After the fog lifted and I was able to rejoin the land of the living, I began to reflect on this experience. I was – I am – a recovering drug addict. Me, Mr. Vanilla.[8] I was one of those kids who never, ever said, “I want to be a junky when I grow up.” And yet, here I was on the tail end of my recovery from a three-year addiction to a prescription narcotic. I am a recovering junky. Sure, mine wasn’t your run-of-the-mill drug-addict story: I wasn’t offered pot in the locker room. I didn’t fall in with the wrong crowd in high school, nor was I pressured into trying some pills at a party. I didn’t lose my house and job and family to my drug addiction. I was simply a young man desperate for relief from nearly debilitating anxiety that manifested itself in excruciating migraine headaches. And because of that desperation, I took the first pills offered to me by a neurologist who seemed to have little regard for the long-term consequences.
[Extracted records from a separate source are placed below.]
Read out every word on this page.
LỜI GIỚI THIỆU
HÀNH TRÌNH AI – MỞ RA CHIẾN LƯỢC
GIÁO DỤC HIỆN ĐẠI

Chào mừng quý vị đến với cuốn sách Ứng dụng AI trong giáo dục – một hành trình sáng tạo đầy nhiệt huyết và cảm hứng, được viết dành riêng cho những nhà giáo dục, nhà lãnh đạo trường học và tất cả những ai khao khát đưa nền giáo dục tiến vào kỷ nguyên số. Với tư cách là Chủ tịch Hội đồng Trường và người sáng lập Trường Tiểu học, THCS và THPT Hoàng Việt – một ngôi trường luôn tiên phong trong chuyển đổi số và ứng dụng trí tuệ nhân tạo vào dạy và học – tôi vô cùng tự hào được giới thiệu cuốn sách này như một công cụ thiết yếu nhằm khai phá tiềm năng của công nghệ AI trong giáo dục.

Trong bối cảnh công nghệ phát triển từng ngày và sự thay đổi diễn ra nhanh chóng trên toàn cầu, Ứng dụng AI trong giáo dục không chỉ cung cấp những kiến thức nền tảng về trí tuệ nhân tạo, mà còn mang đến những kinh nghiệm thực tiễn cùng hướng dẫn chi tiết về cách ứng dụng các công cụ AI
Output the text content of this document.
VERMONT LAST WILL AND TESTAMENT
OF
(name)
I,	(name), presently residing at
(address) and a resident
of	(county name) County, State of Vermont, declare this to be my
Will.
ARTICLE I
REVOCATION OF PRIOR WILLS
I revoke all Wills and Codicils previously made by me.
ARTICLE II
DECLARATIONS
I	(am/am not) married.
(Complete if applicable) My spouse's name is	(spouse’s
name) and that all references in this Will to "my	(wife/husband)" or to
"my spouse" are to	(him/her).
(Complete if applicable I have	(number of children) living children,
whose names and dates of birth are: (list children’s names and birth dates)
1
I never thought this would be a chapter in my white-as-Wonder-Bread story. I never imagined when I was younger that I’d be missing days of work, curled up in bed in fetal position, trying to sleep off the withdrawal symptoms of a full-blown detox. Likewise, I’m sure that in his younger years Ken Erdedy never thought he would be paralyzed by the sounds of the phone and doorbell ringing at the same time, unable to decide which one to answer for fear that the one he doesn’t answer is going to be the woman bringing him his drugs. I’m sure Don Gately never thought he’d be reduced to burglary to support his drug habit, or that he’d end up the victim of a gun battle outside a halfway house. And Tiny Ewell and Kate Gompert and Randy Lenz and Poor Tony Krause. I imagine none of them planned to end up where they did. No one plans this sort of thing. No one thinks it will happen to them. No one ever says… well, you know the rest.
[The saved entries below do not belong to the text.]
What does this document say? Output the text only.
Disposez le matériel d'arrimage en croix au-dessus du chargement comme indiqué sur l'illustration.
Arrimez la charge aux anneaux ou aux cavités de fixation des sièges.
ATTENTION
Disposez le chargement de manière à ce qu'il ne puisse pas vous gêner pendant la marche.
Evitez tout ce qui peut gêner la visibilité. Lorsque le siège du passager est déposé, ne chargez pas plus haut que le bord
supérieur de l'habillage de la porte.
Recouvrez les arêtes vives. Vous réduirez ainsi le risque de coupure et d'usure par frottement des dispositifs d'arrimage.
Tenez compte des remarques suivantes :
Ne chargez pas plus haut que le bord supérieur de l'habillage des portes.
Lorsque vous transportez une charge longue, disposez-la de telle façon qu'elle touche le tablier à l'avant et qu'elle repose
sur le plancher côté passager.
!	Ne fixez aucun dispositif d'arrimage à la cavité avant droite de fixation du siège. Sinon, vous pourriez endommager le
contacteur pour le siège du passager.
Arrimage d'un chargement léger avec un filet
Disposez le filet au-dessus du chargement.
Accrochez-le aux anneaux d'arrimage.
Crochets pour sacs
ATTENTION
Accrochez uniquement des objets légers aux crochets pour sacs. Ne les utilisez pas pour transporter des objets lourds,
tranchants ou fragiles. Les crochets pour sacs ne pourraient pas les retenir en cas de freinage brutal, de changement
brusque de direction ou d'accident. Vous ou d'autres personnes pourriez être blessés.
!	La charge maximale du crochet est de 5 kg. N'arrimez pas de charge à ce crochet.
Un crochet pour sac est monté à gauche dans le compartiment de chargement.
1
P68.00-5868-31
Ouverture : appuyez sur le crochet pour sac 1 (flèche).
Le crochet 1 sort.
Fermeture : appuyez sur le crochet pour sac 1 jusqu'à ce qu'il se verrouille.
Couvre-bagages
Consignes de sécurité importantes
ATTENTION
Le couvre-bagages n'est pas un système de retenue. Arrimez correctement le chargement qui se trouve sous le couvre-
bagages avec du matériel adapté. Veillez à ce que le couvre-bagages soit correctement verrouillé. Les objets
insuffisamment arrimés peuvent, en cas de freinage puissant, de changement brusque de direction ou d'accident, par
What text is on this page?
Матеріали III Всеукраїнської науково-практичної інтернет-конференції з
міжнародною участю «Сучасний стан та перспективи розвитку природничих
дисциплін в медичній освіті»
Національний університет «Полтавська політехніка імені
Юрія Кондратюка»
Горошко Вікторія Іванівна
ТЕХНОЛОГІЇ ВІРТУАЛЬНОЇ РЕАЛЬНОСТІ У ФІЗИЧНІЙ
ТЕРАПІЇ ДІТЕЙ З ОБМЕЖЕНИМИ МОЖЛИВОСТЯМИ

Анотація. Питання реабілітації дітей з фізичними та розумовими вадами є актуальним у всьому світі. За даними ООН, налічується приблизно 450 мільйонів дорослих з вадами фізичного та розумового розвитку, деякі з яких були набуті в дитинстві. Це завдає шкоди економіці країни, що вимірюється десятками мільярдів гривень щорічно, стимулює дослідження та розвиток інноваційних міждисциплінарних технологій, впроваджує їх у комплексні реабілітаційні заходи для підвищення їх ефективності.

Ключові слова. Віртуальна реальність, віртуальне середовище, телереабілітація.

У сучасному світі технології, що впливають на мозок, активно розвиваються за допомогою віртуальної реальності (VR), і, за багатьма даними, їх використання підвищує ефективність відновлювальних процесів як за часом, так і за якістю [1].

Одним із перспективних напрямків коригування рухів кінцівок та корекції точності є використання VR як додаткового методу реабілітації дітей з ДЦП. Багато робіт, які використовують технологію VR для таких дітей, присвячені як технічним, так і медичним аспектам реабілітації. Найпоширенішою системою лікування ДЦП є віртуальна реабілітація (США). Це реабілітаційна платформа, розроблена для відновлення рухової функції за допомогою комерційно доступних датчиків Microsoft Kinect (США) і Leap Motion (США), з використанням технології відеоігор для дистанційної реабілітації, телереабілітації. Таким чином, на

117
And yet, here they… here we are. Recovering addicts taking it one day at a time.

[1] David Foster Wallace, Infinite Jest, 22.

[2] Even though we were less than a month into the new school year, I was already having a tough time. My teaching load was very demanding, and on the home front, my family and I had been relocated to an extended-stay hotel for a couple of weeks. We had to have work done on the stairwell and landing to our second-floor condo, making our unit inaccessible. So, yeah, I was under a little more stress than normal at the time.

[3] In addition to a second round of these physical symptoms, I was scared out of my skull.

[4] Looking back, I’ve realized that that is the worst thing a doctor could tell someone in the middle of a panic attack.

[5] The doctor didn’t tell me all of what he was testing for, which in hindsight was probably for the best. They were testing for some pretty scary shit, and I was already scared out of my mind. So telling me about the potentially life-threatening conditions he was testing for probably would have sent me completely over the edge.

[6] The stuff he prescribed was the one medication that a relative with anxiety issues warned me not to let my doctor put me on. Against my better judgment, I accepted the prescription any way. I was desperate for some sort of relief and was willing to try just about anything.

[7] My wife pointed out the irony that at the start of this, the doctor thought I was a drug addict based on my symptoms. But then to treat my symptoms, the doctors turned me into a drug addict.

[8] I don’t smoke or drink or chew, and I don’t go with girls that do.